Scientists have not made black holes here on earth. The energy required to do this is insanely higher than anything we are currently capable of. Even at the LHC we aren’t even hitting the energy levels of cosmic rays hitting out own atmosphere. These aren’t the most reputable sources, but you’ll get the basic idea…

https://www.scientificamerican.com/article/has-anyone-create...

https://www.forbes.com/sites/startswithabang/2019/08/23/cosm...


In addition to what the other reply points out (that the LHC and such are not sufficient to produce a black hole), another calculation I've seen shows that, even if it had produced a black hole with mass given by the energy of these collisions, and even if these black holes had started at rest with respect to the earth, and like, fallen into the earth (and started oscillating around the center), and if they did not evaporate (say, if Hawking radiation wasn't actually a thing), then the amount of time needed for them to swallow any appreciable amount of matter at all, would be very very long, and so would not actually cause any problem for the forseeable future.

(not that any were created. The detectors would have noticed. But even if they had been created, it wouldn't have been a problem, even if we are wrong in thinking that they would immediately evaporate.)

The thing is, if the black hole is made from something of a given mass, then, well, it only has the amount of gravitational attraction associated with that quantity of mass. And, that is a very small amount unless the-thing-to-be-attracted is very very very very close to it, and, a point particle falling through the earth wouldn't be likely to get that close to many atoms.

Ok, found the link I read this on : https://4gravitons.com/2023/01/27/lhc-black-holes-for-the-te...

He says that it would take 10^67 years for the black hole to double in mass.

So.... Not really a problem.


There was controversy about the LHC possibly creating small black holes with disastrous consequences.
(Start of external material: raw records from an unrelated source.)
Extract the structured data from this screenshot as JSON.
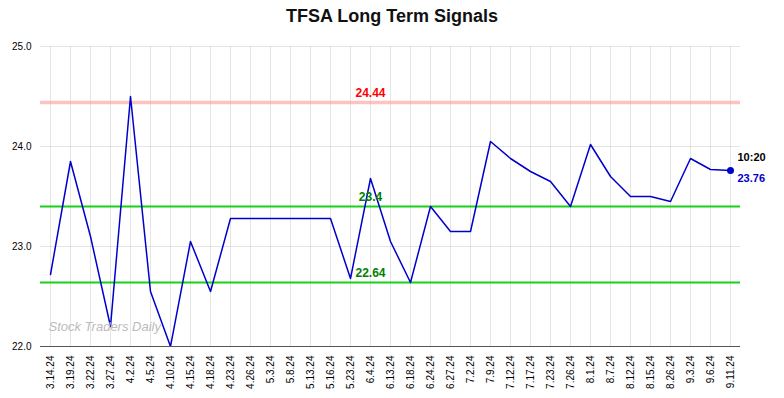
{
  "chart_data": {
    "type": "line",
    "title": "TFSA Long Term Signals",
    "categories": [
      "3.14.24",
      "3.19.24",
      "3.22.24",
      "3.27.24",
      "4.2.24",
      "4.5.24",
      "4.10.24",
      "4.15.24",
      "4.18.24",
      "4.23.24",
      "4.26.24",
      "5.3.24",
      "5.8.24",
      "5.13.24",
      "5.16.24",
      "5.23.24",
      "6.4.24",
      "6.13.24",
      "6.18.24",
      "6.24.24",
      "6.27.24",
      "7.2.24",
      "7.9.24",
      "7.12.24",
      "7.17.24",
      "7.23.24",
      "7.26.24",
      "8.1.24",
      "8.7.24",
      "8.12.24",
      "8.15.24",
      "8.26.24",
      "9.3.24",
      "9.6.24",
      "9.11.24"
    ],
    "values": [
      22.72,
      23.85,
      23.1,
      22.2,
      24.5,
      22.55,
      22.0,
      23.05,
      22.55,
      23.28,
      23.28,
      23.28,
      23.28,
      23.28,
      23.28,
      22.68,
      23.68,
      23.05,
      22.64,
      23.4,
      23.15,
      23.15,
      24.05,
      23.88,
      23.75,
      23.65,
      23.4,
      24.02,
      23.7,
      23.5,
      23.5,
      23.45,
      23.88,
      23.77,
      23.76
    ],
    "color": "#0000cc",
    "ylim": [
      22,
      25
    ],
    "yticks": [
      22,
      23,
      24,
      25
    ],
    "grid": true,
    "reference_lines": [
      {
        "value": 24.44,
        "color": "#ff9999"
      },
      {
        "value": 23.4,
        "color": "#00cc00"
      },
      {
        "value": 22.64,
        "color": "#00cc00"
      }
    ],
    "annotations": [
      {
        "text": "24.44",
        "x": "6.4.24",
        "y": 24.44,
        "color": "red"
      },
      {
        "text": "23.4",
        "x": "6.4.24",
        "y": 23.4,
        "color": "green"
      },
      {
        "text": "22.64",
        "x": "6.4.24",
        "y": 22.64,
        "color": "green"
      }
    ],
    "last_point": {
      "x": "9.11.24",
      "y": 23.76,
      "time_label": "10:20",
      "value_label": "23.76",
      "time_color": "black",
      "value_color": "#0000cc"
    },
    "watermark": "Stock Traders Daily"
  }
}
However

* The LHC probably doesn't have the energy density to do that,

* If it did, such a tiny black hole would be so small, and presumably so hot, that it would have a hard time actually taking in any matter as it careens through the earth,

* There are cosmic ray collisions in the upper atmosphere that are far more energetic than anything the LHC can do, so if there were some disaster waiting here, it would already have happened long long ago.

(You might also have run across headlines breathlessly talking about laboratory black holes in metamaterials or whatever — those are not black holes in the gravitational sense, but are metaphorically similar because of the way they can trap light/sound/whatever.)